By Melanie Cheary
VLAARDINGEN, The Netherlands – The International Campaign for Tibet urged the European Union on Friday not to lift its arms embargo on China because of Beijing’s poor human rights record.
Richard Gere, Hollywood star, Buddhist and chairman of the Washington-based International Campaign for Tibet (ICT), said that allowing China to buy European-made weapons would have dire repercussions in Asia and further afield.
“It’s not just Tibet. It would have consequences for the entire world,” Gere told Reuters in an interview. “It completely changes the balance of Asia in terms of armaments.”
The EU imposed its arms embargo on China after Bejing’s bloody crackdown on pro-democracy protesters in Tiananmen Square in 1989. The 25-nation bloc plans to end the embargo despite objections from the United States and Taiwan, which has said regional security would be endangered.
“This is not good for India. It’s not good for Pakistan. Clearly, it’s not good for Japan,” Gere said. “And for Taiwan, it sets off a whole other race of arms… ”
Gere, in the Netherlands to accept the top Dutch Geuzen Medal human rights award for the ICT, said China’s human rights record had not improved since 1989.
“So why should they be rewarded, given new weapons? It makes no sense whatsoever,” said the star of Pretty Woman and Chicago, who has been campaigning for Tibet for 25 years.
Communist China invaded Tibet, a deeply Buddhist Himalayan region, in 1950. Tibet’s spiritual leader the Dalai Lama fled to India nine years later after a failed uprising against Chinese rule. China refuses to allow him to return.
Critics of China’s rule in Tibet say Beijing has systematically destroyed Tibetan culture and tortured monks and nuns who support the Dalai Lama.
Beijing dates its claim to sovereignty over Tibet back more than 700 years. It still regards the Dalai Lama, who won the Nobel Peace Prize in 1989, as a dangerous separatist.
The ICT, which has a membership of 30,000, supports the Dalai Lama’s belief in greater autonomy for Tibet and says there should be a political solution between him and China.
The group, which is receiving the Geuzen Medal for human rights work, advocates non-violent resistance but Gere said he has at times wondered about the success of peaceful struggle.

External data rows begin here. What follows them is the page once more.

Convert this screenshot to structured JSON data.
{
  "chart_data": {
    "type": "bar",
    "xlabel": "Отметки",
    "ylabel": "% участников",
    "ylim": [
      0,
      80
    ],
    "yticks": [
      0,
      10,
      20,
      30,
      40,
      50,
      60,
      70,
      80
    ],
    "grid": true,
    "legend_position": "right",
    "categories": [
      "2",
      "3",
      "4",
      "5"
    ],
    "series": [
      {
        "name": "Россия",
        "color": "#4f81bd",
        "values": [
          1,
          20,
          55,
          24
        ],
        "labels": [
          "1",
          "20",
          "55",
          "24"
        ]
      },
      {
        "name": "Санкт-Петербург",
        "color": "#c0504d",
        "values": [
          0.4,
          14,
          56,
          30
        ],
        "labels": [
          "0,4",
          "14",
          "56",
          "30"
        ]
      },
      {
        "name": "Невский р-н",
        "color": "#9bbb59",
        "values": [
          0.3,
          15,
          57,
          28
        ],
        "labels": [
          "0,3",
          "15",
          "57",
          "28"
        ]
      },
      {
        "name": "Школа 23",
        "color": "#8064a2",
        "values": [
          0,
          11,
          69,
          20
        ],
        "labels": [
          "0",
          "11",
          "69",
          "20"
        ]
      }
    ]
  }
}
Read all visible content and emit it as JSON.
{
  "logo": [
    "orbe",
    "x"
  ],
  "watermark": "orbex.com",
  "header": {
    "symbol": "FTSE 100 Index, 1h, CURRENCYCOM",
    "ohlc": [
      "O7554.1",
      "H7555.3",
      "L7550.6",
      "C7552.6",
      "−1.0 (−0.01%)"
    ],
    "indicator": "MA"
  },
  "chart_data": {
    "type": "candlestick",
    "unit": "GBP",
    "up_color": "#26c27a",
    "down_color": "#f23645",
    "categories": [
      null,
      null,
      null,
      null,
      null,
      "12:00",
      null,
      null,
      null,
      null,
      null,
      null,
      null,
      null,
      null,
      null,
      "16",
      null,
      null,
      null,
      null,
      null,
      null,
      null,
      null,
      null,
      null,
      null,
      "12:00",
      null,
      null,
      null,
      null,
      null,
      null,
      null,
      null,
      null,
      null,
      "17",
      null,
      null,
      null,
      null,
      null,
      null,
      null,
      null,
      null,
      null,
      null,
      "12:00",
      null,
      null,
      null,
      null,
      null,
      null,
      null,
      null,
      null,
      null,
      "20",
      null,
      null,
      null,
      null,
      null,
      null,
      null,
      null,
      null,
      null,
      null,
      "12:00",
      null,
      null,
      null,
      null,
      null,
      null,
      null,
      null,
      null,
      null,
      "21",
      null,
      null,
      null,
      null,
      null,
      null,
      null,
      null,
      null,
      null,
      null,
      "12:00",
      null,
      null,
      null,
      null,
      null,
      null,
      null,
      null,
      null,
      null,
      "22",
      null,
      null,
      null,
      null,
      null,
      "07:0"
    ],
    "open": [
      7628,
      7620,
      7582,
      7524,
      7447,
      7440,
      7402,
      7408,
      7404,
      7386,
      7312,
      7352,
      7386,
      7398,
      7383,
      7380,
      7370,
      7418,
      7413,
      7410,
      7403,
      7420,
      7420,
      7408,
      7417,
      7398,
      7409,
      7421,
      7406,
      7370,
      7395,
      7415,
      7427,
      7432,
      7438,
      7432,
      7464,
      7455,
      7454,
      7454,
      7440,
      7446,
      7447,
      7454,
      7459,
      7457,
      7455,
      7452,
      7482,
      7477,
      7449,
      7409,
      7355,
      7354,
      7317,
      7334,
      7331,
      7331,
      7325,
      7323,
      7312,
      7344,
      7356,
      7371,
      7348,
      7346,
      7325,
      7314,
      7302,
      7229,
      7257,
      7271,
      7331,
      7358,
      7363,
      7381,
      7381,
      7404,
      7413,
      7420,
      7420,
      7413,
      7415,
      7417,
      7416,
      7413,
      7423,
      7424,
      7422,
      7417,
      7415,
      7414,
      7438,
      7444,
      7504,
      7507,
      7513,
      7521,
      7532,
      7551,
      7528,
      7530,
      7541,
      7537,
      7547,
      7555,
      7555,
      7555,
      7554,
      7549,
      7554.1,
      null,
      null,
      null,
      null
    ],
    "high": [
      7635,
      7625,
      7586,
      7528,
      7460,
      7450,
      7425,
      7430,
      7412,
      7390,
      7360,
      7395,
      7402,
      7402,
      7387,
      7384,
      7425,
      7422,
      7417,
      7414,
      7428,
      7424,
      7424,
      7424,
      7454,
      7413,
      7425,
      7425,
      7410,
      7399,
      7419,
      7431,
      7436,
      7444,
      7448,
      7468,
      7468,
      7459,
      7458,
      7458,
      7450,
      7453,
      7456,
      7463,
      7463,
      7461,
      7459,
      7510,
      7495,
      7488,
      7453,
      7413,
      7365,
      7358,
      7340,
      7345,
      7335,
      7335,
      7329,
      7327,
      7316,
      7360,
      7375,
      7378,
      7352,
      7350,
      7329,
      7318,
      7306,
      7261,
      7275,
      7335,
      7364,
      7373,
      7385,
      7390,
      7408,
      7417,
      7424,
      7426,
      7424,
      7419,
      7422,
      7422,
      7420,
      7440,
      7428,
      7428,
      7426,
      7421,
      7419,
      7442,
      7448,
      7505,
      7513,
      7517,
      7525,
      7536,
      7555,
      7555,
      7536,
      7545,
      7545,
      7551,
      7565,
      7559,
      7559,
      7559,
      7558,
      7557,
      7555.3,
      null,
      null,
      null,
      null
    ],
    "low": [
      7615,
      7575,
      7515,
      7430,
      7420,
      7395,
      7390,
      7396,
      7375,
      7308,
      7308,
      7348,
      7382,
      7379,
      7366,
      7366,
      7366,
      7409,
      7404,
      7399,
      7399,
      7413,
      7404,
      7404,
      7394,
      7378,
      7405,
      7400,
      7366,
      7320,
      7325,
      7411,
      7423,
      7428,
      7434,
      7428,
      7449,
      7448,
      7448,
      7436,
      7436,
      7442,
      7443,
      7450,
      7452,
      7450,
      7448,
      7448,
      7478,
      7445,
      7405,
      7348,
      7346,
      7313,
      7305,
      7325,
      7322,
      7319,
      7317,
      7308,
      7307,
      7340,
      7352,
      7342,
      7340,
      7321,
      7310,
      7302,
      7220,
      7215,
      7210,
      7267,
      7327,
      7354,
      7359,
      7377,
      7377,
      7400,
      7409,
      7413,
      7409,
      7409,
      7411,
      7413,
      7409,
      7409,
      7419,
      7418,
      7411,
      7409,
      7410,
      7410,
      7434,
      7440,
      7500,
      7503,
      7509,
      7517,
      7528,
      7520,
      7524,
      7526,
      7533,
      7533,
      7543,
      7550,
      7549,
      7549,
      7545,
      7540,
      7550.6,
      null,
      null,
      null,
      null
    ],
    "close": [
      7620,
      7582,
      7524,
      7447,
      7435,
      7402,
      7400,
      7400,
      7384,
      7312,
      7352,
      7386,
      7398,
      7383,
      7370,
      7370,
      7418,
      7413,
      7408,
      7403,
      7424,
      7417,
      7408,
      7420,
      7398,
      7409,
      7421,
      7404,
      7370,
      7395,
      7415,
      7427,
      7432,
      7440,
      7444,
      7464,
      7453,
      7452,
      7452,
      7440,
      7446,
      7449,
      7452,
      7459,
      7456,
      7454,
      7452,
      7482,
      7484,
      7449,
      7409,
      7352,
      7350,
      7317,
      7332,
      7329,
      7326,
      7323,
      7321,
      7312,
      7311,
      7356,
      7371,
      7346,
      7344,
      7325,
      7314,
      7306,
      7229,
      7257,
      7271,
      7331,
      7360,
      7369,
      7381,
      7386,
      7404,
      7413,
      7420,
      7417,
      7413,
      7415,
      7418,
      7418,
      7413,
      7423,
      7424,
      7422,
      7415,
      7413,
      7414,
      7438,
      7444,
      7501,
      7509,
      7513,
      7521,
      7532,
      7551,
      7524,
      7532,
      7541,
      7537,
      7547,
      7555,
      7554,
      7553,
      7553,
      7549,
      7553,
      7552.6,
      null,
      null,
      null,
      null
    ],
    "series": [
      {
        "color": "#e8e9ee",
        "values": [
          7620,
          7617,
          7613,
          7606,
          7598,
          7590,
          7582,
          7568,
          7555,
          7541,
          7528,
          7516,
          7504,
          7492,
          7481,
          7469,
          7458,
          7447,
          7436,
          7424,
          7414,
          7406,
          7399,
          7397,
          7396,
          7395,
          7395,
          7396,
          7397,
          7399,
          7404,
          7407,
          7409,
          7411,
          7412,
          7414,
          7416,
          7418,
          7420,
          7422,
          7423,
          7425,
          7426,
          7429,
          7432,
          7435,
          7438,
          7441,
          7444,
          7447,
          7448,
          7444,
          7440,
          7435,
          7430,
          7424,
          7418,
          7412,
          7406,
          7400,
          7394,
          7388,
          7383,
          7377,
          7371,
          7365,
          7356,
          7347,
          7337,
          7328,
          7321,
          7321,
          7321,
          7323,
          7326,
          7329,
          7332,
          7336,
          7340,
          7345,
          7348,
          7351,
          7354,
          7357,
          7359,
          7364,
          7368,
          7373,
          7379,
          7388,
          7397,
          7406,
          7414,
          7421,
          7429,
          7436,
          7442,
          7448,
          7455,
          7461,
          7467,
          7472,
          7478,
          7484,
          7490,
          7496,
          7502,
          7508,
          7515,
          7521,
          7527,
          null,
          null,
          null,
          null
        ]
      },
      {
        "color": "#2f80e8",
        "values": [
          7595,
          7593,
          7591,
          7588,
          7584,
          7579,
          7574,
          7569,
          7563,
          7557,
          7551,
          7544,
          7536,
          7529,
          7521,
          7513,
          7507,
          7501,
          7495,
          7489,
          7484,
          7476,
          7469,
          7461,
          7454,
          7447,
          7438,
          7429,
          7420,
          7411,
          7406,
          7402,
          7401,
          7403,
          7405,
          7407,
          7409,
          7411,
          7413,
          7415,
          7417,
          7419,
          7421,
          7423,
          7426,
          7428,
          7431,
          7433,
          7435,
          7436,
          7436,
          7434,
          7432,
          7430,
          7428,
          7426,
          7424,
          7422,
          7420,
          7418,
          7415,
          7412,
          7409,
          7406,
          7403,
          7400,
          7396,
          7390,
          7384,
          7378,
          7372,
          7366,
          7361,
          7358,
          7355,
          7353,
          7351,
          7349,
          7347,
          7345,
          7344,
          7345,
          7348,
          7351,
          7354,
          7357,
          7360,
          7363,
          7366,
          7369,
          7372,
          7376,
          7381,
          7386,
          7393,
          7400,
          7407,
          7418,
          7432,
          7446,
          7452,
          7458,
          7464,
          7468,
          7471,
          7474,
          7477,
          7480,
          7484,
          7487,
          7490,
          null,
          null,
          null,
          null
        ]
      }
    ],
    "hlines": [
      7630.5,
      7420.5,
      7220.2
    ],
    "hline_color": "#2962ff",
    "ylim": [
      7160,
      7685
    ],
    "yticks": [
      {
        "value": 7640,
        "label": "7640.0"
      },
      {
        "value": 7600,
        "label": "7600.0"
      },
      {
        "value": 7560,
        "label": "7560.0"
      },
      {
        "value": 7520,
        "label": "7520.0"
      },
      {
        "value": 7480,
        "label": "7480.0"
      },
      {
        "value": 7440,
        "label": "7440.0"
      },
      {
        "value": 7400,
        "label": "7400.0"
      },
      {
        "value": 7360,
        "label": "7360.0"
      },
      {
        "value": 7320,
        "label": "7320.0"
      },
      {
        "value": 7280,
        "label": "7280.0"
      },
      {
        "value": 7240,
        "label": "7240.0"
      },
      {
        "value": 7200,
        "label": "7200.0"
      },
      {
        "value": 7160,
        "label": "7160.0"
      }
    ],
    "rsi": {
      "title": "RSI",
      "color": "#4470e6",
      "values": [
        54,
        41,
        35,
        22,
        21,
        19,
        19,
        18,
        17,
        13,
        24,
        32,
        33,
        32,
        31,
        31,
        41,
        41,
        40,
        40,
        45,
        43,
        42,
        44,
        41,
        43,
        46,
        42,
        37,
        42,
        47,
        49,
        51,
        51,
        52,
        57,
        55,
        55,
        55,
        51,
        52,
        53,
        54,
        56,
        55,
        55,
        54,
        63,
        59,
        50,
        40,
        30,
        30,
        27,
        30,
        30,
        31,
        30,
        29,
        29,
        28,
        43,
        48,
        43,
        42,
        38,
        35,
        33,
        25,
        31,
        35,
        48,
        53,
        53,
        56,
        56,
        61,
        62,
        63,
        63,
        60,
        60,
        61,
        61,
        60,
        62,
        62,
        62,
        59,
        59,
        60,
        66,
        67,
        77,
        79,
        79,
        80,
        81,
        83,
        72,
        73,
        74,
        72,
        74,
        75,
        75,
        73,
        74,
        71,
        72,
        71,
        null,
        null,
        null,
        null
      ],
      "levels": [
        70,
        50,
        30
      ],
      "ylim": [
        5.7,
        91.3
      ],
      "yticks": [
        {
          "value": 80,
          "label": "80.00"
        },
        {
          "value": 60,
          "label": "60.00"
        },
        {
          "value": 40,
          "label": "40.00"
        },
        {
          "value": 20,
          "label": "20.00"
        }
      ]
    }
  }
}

“Doubts about it? Of course, of course. Non-violence is not fast. Non-violence takes a very long time,” he said but added that a solution achieved without violence was more lasting.
Looking to the future, the grey-haired actor said he was optimistic China would ease its harsh rule on Tibet.
“We’ll see a rational approach to a problem and not again a kind of knee-jerk, ideological approach, which was basically the communist approach,” said the 55-year-old actor, who was named People Magazine’s “Sexiest Man Alive” in 1999.